Santa Fe Habitat for Humanity’s interim executive director, Rob Lochner, tells SFR he is “totally open” to being involved with Phase 3 of the Tierra Contenta project, depending on what proposals Homewise offers.
“We are actively pursuing all options, because we need more land. We need more projects,” Lochner says, adding that Santa Fe Habitat for Humanity has slowed its operations for approximately a year now due to a lack of shovel-ready building lots and land. “We're hoping to get back to [building] six, seven homes a year, and even increasing that. Our board was looking at trying to double our production over the next few years.”
Santa Fe Habitat for Humanity has collaborated with the Tierra Contenta Corporation in the past. Lochner notes—before his time there—the organization built an eight-plex unit on Avenida El Nido for Tierra Contenta’s second phase of development, in addition to a few other subdivisions.
House Bill 450, which focuses on this year’s capital outlay funding requests across the state, has not yet been heard yet in the legislature and currently resides in the House Taxation & Revenue Committee.

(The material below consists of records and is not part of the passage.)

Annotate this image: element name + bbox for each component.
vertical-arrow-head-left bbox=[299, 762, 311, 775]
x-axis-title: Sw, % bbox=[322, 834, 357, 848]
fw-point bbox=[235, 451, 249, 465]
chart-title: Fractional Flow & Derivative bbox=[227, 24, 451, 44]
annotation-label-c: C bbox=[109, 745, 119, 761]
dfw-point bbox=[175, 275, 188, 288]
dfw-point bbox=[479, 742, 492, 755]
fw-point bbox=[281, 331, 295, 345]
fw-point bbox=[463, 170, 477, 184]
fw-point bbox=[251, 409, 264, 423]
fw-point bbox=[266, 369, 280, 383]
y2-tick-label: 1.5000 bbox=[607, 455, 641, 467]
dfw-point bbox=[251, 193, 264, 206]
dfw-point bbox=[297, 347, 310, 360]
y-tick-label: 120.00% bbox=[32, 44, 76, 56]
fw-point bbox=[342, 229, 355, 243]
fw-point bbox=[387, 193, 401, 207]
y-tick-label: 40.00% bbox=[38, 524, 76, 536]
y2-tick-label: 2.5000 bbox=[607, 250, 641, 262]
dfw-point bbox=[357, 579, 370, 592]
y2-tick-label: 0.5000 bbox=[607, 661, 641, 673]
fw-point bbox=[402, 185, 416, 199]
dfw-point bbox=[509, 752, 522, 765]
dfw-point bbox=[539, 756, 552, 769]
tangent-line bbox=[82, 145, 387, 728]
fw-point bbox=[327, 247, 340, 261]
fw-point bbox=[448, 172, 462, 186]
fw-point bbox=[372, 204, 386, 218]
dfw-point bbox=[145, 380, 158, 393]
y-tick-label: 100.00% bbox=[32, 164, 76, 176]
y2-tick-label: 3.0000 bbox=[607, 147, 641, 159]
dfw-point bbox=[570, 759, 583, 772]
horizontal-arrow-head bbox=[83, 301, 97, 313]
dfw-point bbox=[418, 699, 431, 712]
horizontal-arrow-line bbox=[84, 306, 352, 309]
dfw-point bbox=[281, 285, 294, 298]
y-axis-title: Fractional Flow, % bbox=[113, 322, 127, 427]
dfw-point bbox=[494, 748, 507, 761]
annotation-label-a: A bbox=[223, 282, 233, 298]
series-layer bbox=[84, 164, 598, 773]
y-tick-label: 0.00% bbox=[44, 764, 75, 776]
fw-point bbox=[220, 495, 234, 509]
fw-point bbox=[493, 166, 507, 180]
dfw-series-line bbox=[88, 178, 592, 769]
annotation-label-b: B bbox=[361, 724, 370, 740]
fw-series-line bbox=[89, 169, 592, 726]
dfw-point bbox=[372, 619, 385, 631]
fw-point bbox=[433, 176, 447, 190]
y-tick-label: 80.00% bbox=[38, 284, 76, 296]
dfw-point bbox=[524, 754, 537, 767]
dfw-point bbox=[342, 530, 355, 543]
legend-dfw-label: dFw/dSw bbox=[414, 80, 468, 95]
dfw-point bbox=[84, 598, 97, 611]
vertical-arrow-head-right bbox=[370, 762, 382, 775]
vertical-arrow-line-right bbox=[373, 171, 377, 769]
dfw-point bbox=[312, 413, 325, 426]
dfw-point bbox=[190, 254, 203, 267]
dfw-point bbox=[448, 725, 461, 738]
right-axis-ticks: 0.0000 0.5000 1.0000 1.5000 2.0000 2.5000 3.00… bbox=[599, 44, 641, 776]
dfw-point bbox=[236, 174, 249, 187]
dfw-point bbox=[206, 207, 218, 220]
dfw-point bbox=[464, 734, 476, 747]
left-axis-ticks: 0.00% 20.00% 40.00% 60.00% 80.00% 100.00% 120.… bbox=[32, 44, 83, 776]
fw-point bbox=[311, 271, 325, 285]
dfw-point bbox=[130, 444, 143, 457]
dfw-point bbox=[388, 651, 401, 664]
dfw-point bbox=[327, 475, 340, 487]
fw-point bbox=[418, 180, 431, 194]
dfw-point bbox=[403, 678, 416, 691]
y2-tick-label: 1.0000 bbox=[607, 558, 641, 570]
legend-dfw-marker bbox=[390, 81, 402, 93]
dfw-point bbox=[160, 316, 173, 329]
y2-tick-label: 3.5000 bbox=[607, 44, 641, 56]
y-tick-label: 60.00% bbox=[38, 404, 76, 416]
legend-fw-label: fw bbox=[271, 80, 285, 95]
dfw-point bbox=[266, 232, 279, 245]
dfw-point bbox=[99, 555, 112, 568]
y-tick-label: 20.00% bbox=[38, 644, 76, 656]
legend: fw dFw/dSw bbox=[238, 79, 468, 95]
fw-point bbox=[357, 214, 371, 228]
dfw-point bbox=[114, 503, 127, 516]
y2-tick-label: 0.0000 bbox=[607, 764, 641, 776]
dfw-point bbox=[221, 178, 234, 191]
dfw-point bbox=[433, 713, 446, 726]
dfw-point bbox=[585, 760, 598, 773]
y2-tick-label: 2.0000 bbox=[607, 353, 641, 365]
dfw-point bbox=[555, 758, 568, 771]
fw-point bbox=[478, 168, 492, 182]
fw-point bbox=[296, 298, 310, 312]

It is also assigned to be heard in the House Appropriation & Finance Committee.
Loftin says Lujan Grisham and individual legislators they have met with are “very supportive” of the project, and says Homewise is optimistic about their prospects of receiving the capital outlay funds.
“The total capital requirements for the project are really big,” Loftin says. “We're just trying to get it started, so that's going to be a huge help for that.”